Monomer Partitioning in Emulsion Polymerization of Perfluorinated Ionomers

Polymer electrolyte membrane fuel cells are widely employed for transport applications due to the beneficial aspects of the proton-conducting polymer membrane, which reduces the chance of leakages compared to liquid electrolytes as well as efficiently prevents the flow of electrons. This membrane is characterized by a polymeric framework that is often produced by free radical emulsion copolymerization of perfluorinated monomers, the most abundant of which are typically tetrafluoroethylene and perfluoro-sulfonyl vinyl ether.
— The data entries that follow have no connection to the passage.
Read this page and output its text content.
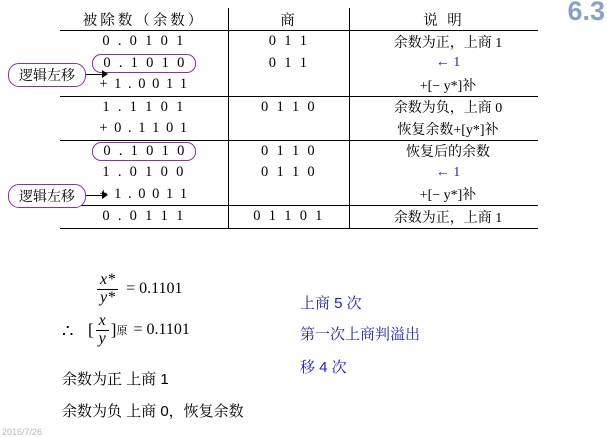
6.3
被除数（余数）	商	说 明
0 . 0 1 0 1	0 1 1	余数为正，上商 1
0 . 1 0 1 0	0 1 1	← 1
+ 1 . 0 0 1 1		+[− y*]补
1 . 1 1 0 1	0 1 1 0	余数为负，上商 0
+ 0 . 1 1 0 1		恢复余数+[y*]补
0 . 1 0 1 0	0 1 1 0	恢复后的余数
1 . 0 1 0 0	0 1 1 0	← 1
+ 1 . 0 0 1 1		+[− y*]补
0 . 0 1 1 1	0 1 1 0 1	余数为正，上商 1
逻辑左移
逻辑左移
$\frac{x*}{y*} = 0.1101$
∴ [ $\frac{x}{y}$ ] 原 = 0.1101
上商 5 次
第一次上商判溢出
移 4 次
余数为正 上商 1
余数为负 上商 0，恢复余数
2016/7/26
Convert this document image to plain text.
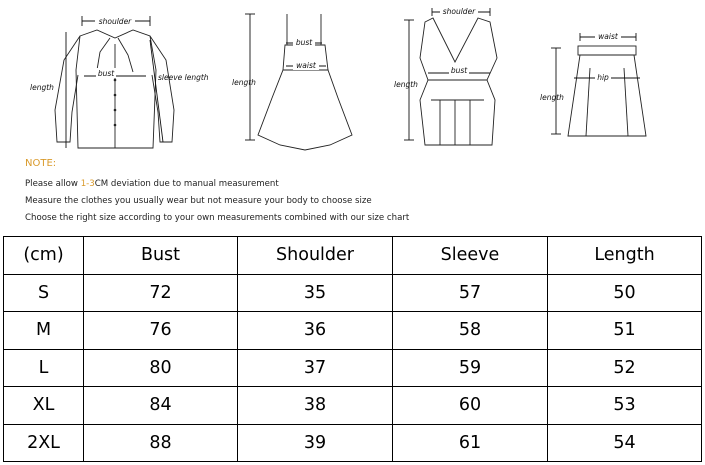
shoulder
bust
length
sleeve length
bust
waist
length
shoulder
bust
length
waist
hip
length
NOTE:
Please allow 1-3CM deviation due to manual measurement
Measure the clothes you usually wear but not measure your body to choose size
Choose the right size according to your own measurements combined with our size chart
(cm)	Bust	Shoulder	Sleeve	Length
S	72	35	57	50
M	76	36	58	51
L	80	37	59	52
XL	84	38	60	53
2XL	88	39	61	54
Therefore, the proper description of monomer partitioning in the multiphase reaction environment is crucial for the development of a predictive kinetic model for polymerization and the optimization of the process. In this study, monomer solubility data have been collected for different combinations of all four phases of the reactive system, namely, gas phase, water phase, droplets of a water-immiscible liquid comonomer, and polymer particles. A thermodynamic partitioning model has been developed to describe these data, exploiting the Sanchez and Lacombe theory for the characterization of the monomer–monomer and monomer–polymer interactions. The comparison with the experimental measurements allowed to estimate important parameters, such as the solubility of the monomers in the different phases and interaction parameters with the polymer, which ultimately allowed evaluation of the monomer mixture composition in the reaction locus. Finally, the developed partitioning model has been validated for the multiphase system and exploited to estimate the reactivity ratios for the two monomers.